The designers of “Treasure of Sierra Madrock” did not require deep knowledge of their previous title, “The Flintstones,” in order to enjoy their new work. You jumped over the rocks, you punched the snakes.

Anyway, I had no competition on the CES show floor to play “The Flintstones: Treasure of Sierra Madrock.”

Everyone else was playing 3DO. In 1994 the 3-D revolution hit the industry like a tsunami and the sidescrollers all washed away. With the launch of the 3DO and the Jaguar in 1993, then the PlayStation in 1994, the 2-D scroller game mechanic got very dead very quickly.

Fast forward to the Mongolian cluster fuck of E3 2005. Between meetings, I wandered the West and South Hall and I did my level best to ignore the tits and the subwoofers. And truth be told, there were a handful of shockingly beautiful games out there.

This E3 2005 will be remembered as The E3 That We Decided In Our Hearts To Buy An HDTV. In particular, Top Spin 2, an Xbox 360 title by Indie Built, stood out as a tennis title with some great attention to shadows and character detail. Also on Xbox 360, Activision’s Call of Duty 2, done by Infinity Ward, got their building and sky textures just right in the demo level, and the result was a first-person shooter that will sell next-gen systems.

In the PS2 department, Capcom’s Clover Studio showed Okami, a stylized “nature adventure” that incorporates elements of Japanese calligraphy with an updated Viewtiful Joe engine. You take control of a sun god, embodied in a wolf. You can call down spells, painted on the screen by a vast Japanese brush as time is frozen; leaves and blades of grass flicker brilliantly about you. Beautiful. Won’t sell, but it’s still beautiful.

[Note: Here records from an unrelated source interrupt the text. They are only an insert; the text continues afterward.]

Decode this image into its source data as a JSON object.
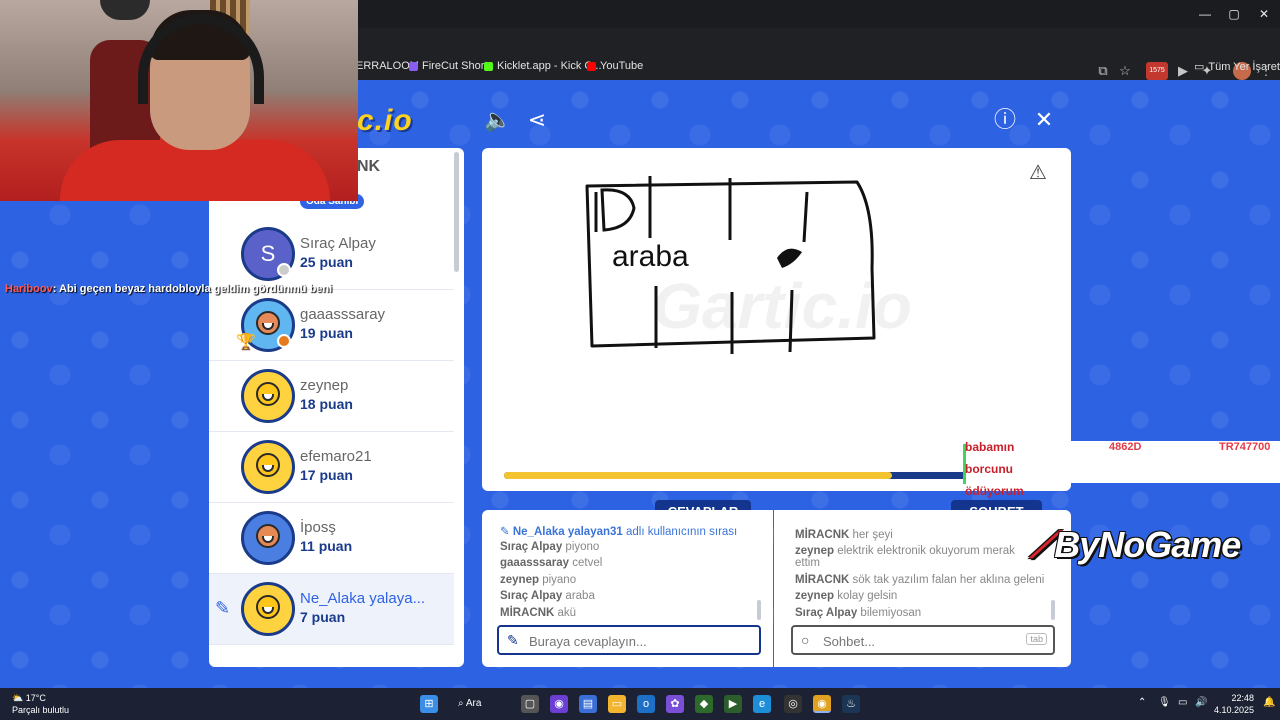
{
  "browser": {
    "window_controls": {
      "minimize": "—",
      "maximize": "▢",
      "close": "✕"
    },
    "bookmarks": [
      {
        "label": "ERRALOOM",
        "color": "#555"
      },
      {
        "label": "FireCut Shorts",
        "color": "#8a5cf6"
      },
      {
        "label": "Kicklet.app - Kick C...",
        "color": "#53fc18"
      },
      {
        "label": "YouTube",
        "color": "#ff0000"
      }
    ],
    "all_bookmarks": "Tüm Yer İşaretleri",
    "extension_badge": "1575"
  },
  "game": {
    "logo": "c.io",
    "room_owner_badge": "Oda Sahibi",
    "header_partial": "NK",
    "players": [
      {
        "name": "Sıraç Alpay",
        "points": "25 puan",
        "avatar_letter": "S"
      },
      {
        "name": "gaaasssaray",
        "points": "19 puan"
      },
      {
        "name": "zeynep",
        "points": "18 puan"
      },
      {
        "name": "efemaro21",
        "points": "17 puan"
      },
      {
        "name": "İposş",
        "points": "11 puan"
      },
      {
        "name": "Ne_Alaka yalaya...",
        "points": "7 puan"
      }
    ],
    "drawing_text": "araba",
    "watermark": "Gartic.io",
    "progress": 0.84,
    "tabs": {
      "answers": "CEVAPLAR",
      "chat": "SOHBET"
    },
    "answers": [
      {
        "user": "Ne_Alaka yalayan31",
        "text": "adlı kullanıcının sırası"
      },
      {
        "user": "Sıraç Alpay",
        "text": "piyono"
      },
      {
        "user": "gaaasssaray",
        "text": "cetvel"
      },
      {
        "user": "zeynep",
        "text": "piyano"
      },
      {
        "user": "Sıraç Alpay",
        "text": "araba"
      },
      {
        "user": "MİRACNK",
        "text": "akü"
      }
    ],
    "chat_messages": [
      {
        "user": "MİRACNK",
        "text": "her şeyi"
      },
      {
        "user": "zeynep",
        "text": "elektrik elektronik okuyorum merak"
      },
      {
        "user": "",
        "text": "ettim"
      },
      {
        "user": "MİRACNK",
        "text": "sök tak yazılım falan her aklına geleni"
      },
      {
        "user": "zeynep",
        "text": "kolay gelsin"
      },
      {
        "user": "Sıraç Alpay",
        "text": "bilemiyosan"
      }
    ],
    "answer_placeholder": "Buraya cevaplayın...",
    "chat_placeholder": "Sohbet...",
    "tab_key": "tab"
  },
  "overlay": {
    "stream_chat_user": "Hariboov",
    "stream_chat_text": ": Abi geçen beyaz hardobloyla geldim gördünmü beni",
    "ticker_words": [
      "babamın",
      "borcunu",
      "ödüyorum"
    ],
    "ticker_numbers": [
      "4862D",
      "TR747700"
    ],
    "sponsor": "ByNoGame"
  },
  "taskbar": {
    "temperature": "17°C",
    "weather": "Parçalı bulutlu",
    "search_label": "Ara",
    "time": "22:48",
    "date": "4.10.2025"
  }
}
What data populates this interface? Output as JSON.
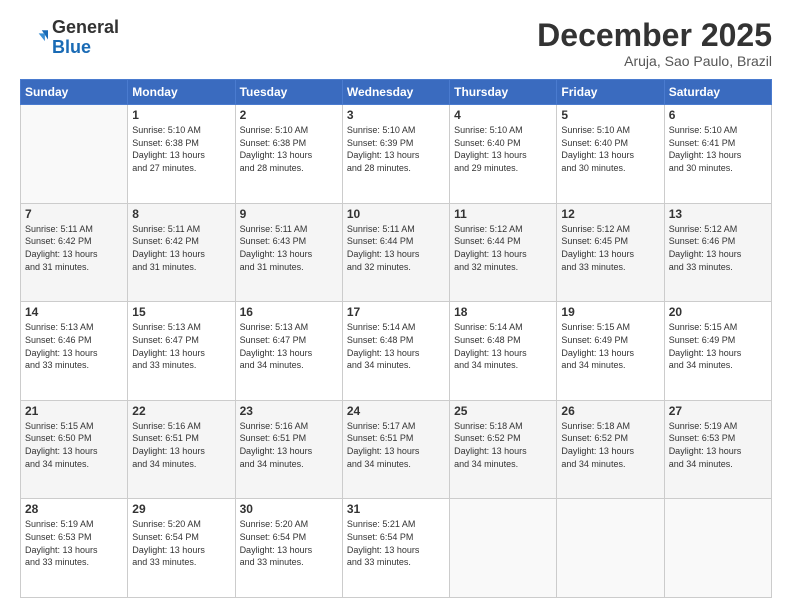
{
  "logo": {
    "general": "General",
    "blue": "Blue"
  },
  "header": {
    "month": "December 2025",
    "location": "Aruja, Sao Paulo, Brazil"
  },
  "days_of_week": [
    "Sunday",
    "Monday",
    "Tuesday",
    "Wednesday",
    "Thursday",
    "Friday",
    "Saturday"
  ],
  "weeks": [
    [
      {
        "day": "",
        "info": ""
      },
      {
        "day": "1",
        "info": "Sunrise: 5:10 AM\nSunset: 6:38 PM\nDaylight: 13 hours\nand 27 minutes."
      },
      {
        "day": "2",
        "info": "Sunrise: 5:10 AM\nSunset: 6:38 PM\nDaylight: 13 hours\nand 28 minutes."
      },
      {
        "day": "3",
        "info": "Sunrise: 5:10 AM\nSunset: 6:39 PM\nDaylight: 13 hours\nand 28 minutes."
      },
      {
        "day": "4",
        "info": "Sunrise: 5:10 AM\nSunset: 6:40 PM\nDaylight: 13 hours\nand 29 minutes."
      },
      {
        "day": "5",
        "info": "Sunrise: 5:10 AM\nSunset: 6:40 PM\nDaylight: 13 hours\nand 30 minutes."
      },
      {
        "day": "6",
        "info": "Sunrise: 5:10 AM\nSunset: 6:41 PM\nDaylight: 13 hours\nand 30 minutes."
      }
    ],
    [
      {
        "day": "7",
        "info": "Sunrise: 5:11 AM\nSunset: 6:42 PM\nDaylight: 13 hours\nand 31 minutes."
      },
      {
        "day": "8",
        "info": "Sunrise: 5:11 AM\nSunset: 6:42 PM\nDaylight: 13 hours\nand 31 minutes."
      },
      {
        "day": "9",
        "info": "Sunrise: 5:11 AM\nSunset: 6:43 PM\nDaylight: 13 hours\nand 31 minutes."
      },
      {
        "day": "10",
        "info": "Sunrise: 5:11 AM\nSunset: 6:44 PM\nDaylight: 13 hours\nand 32 minutes."
      },
      {
        "day": "11",
        "info": "Sunrise: 5:12 AM\nSunset: 6:44 PM\nDaylight: 13 hours\nand 32 minutes."
      },
      {
        "day": "12",
        "info": "Sunrise: 5:12 AM\nSunset: 6:45 PM\nDaylight: 13 hours\nand 33 minutes."
      },
      {
        "day": "13",
        "info": "Sunrise: 5:12 AM\nSunset: 6:46 PM\nDaylight: 13 hours\nand 33 minutes."
      }
    ],
    [
      {
        "day": "14",
        "info": "Sunrise: 5:13 AM\nSunset: 6:46 PM\nDaylight: 13 hours\nand 33 minutes."
      },
      {
        "day": "15",
        "info": "Sunrise: 5:13 AM\nSunset: 6:47 PM\nDaylight: 13 hours\nand 33 minutes."
      },
      {
        "day": "16",
        "info": "Sunrise: 5:13 AM\nSunset: 6:47 PM\nDaylight: 13 hours\nand 34 minutes."
      },
      {
        "day": "17",
        "info": "Sunrise: 5:14 AM\nSunset: 6:48 PM\nDaylight: 13 hours\nand 34 minutes."
      },
      {
        "day": "18",
        "info": "Sunrise: 5:14 AM\nSunset: 6:48 PM\nDaylight: 13 hours\nand 34 minutes."
      },
      {
        "day": "19",
        "info": "Sunrise: 5:15 AM\nSunset: 6:49 PM\nDaylight: 13 hours\nand 34 minutes."
      },
      {
        "day": "20",
        "info": "Sunrise: 5:15 AM\nSunset: 6:49 PM\nDaylight: 13 hours\nand 34 minutes."
      }
    ],
    [
      {
        "day": "21",
        "info": "Sunrise: 5:15 AM\nSunset: 6:50 PM\nDaylight: 13 hours\nand 34 minutes."
      },
      {
        "day": "22",
        "info": "Sunrise: 5:16 AM\nSunset: 6:51 PM\nDaylight: 13 hours\nand 34 minutes."
      },
      {
        "day": "23",
        "info": "Sunrise: 5:16 AM\nSunset: 6:51 PM\nDaylight: 13 hours\nand 34 minutes."
      },
      {
        "day": "24",
        "info": "Sunrise: 5:17 AM\nSunset: 6:51 PM\nDaylight: 13 hours\nand 34 minutes."
      },
      {
        "day": "25",
        "info": "Sunrise: 5:18 AM\nSunset: 6:52 PM\nDaylight: 13 hours\nand 34 minutes."
      },
      {
        "day": "26",
        "info": "Sunrise: 5:18 AM\nSunset: 6:52 PM\nDaylight: 13 hours\nand 34 minutes."
      },
      {
        "day": "27",
        "info": "Sunrise: 5:19 AM\nSunset: 6:53 PM\nDaylight: 13 hours\nand 34 minutes."
      }
    ],
    [
      {
        "day": "28",
        "info": "Sunrise: 5:19 AM\nSunset: 6:53 PM\nDaylight: 13 hours\nand 33 minutes."
      },
      {
        "day": "29",
        "info": "Sunrise: 5:20 AM\nSunset: 6:54 PM\nDaylight: 13 hours\nand 33 minutes."
      },
      {
        "day": "30",
        "info": "Sunrise: 5:20 AM\nSunset: 6:54 PM\nDaylight: 13 hours\nand 33 minutes."
      },
      {
        "day": "31",
        "info": "Sunrise: 5:21 AM\nSunset: 6:54 PM\nDaylight: 13 hours\nand 33 minutes."
      },
      {
        "day": "",
        "info": ""
      },
      {
        "day": "",
        "info": ""
      },
      {
        "day": "",
        "info": ""
      }
    ]
  ]
}
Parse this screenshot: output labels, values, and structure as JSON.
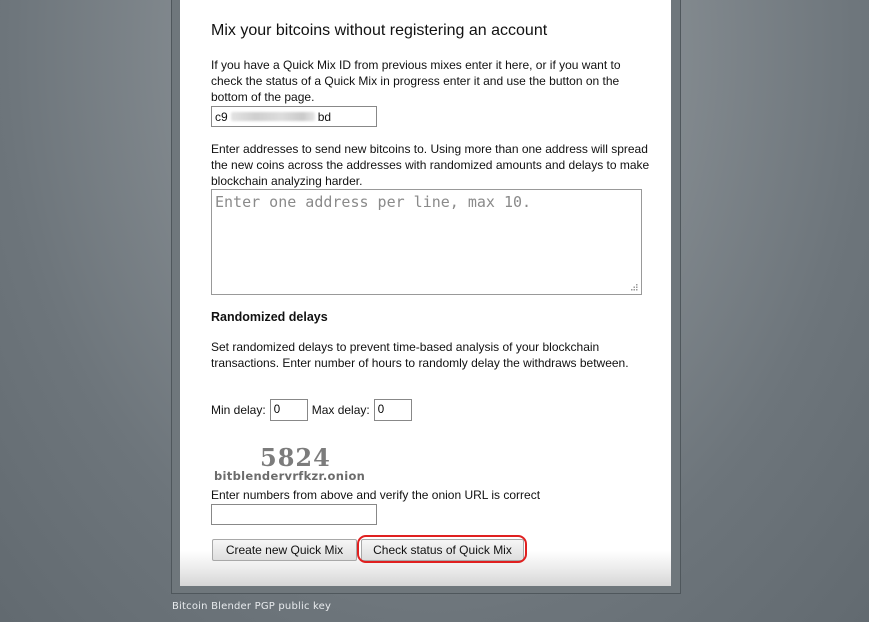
{
  "form": {
    "heading": "Mix your bitcoins without registering an account",
    "quickmix_description": "If you have a Quick Mix ID from previous mixes enter it here, or if you want to check the status of a Quick Mix in progress enter it and use the button on the bottom of the page.",
    "quickmix_id_prefix": "c9",
    "quickmix_id_suffix": "bd",
    "addresses_description": "Enter addresses to send new bitcoins to. Using more than one address will spread the new coins across the addresses with randomized amounts and delays to make blockchain analyzing harder.",
    "addresses_placeholder": "Enter one address per line, max 10.",
    "delays_heading": "Randomized delays",
    "delays_description": "Set randomized delays to prevent time-based analysis of your blockchain transactions. Enter number of hours to randomly delay the withdraws between.",
    "min_delay_label": "Min delay:",
    "min_delay_value": "0",
    "max_delay_label": "Max delay:",
    "max_delay_value": "0",
    "captcha_digits": "5824",
    "captcha_onion": "bitblendervrfkzr.onion",
    "captcha_label": "Enter numbers from above and verify the onion URL is correct",
    "create_button": "Create new Quick Mix",
    "check_button": "Check status of Quick Mix"
  },
  "footer": {
    "pgp_link": "Bitcoin Blender PGP public key"
  },
  "colors": {
    "background": "#6d757b",
    "panel": "#ffffff",
    "highlight": "#e02020"
  }
}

Around a third or so of the titles on the E3 2005 show floor fell into a category that we will refer to as the Formula. The Formula involves putting your licensed protagonist character in a third-person perspective view, Mario World style, and letting him wander around outdoors. He has a short-range attack that he uses against the bad guys, and he has a long range attack that typically works with short-term powerups, and the camera floats behind his head like a balloon on a leash.

There are several technical problems with the Formula. First, you will notice that, due to the camera angle in the Formula, we constantly look down on the protagonist from the ceiling, a few feet behind the character. This means that the majority of screen real estate is taken up by the ground. And the ground is in severe perspective, so unless you do some fantastic mipmapping tricks or procedural texturing, either your ground looks pixellated, or your world is small. You have to get your memory from somewhere. Second, the camera always seems to want to do the wrong thing in a Formula game. Typically it drags along behind the character until some bad guys come along, at which point it hops back to get the bad guys into frame. Going around corners or reversing directions during a fight sequence typically causes camera conniptions.

Those issues are surmountable, but this one is not: at E3 2005, there were just too many games that depended too heavily on the Formula.

PS3 and Xbox 360, supporting HDTV and HD-DVD, are coming out within a year. And as of this writing there is a bunch of licensed games for the old platforms that follow the Formula.

It’s Summer CES 1994 all over again.

Supply and demand will sort this out. I suggest that, come E3 2008, you will see very few Formula games on the show floor. Something better is coming.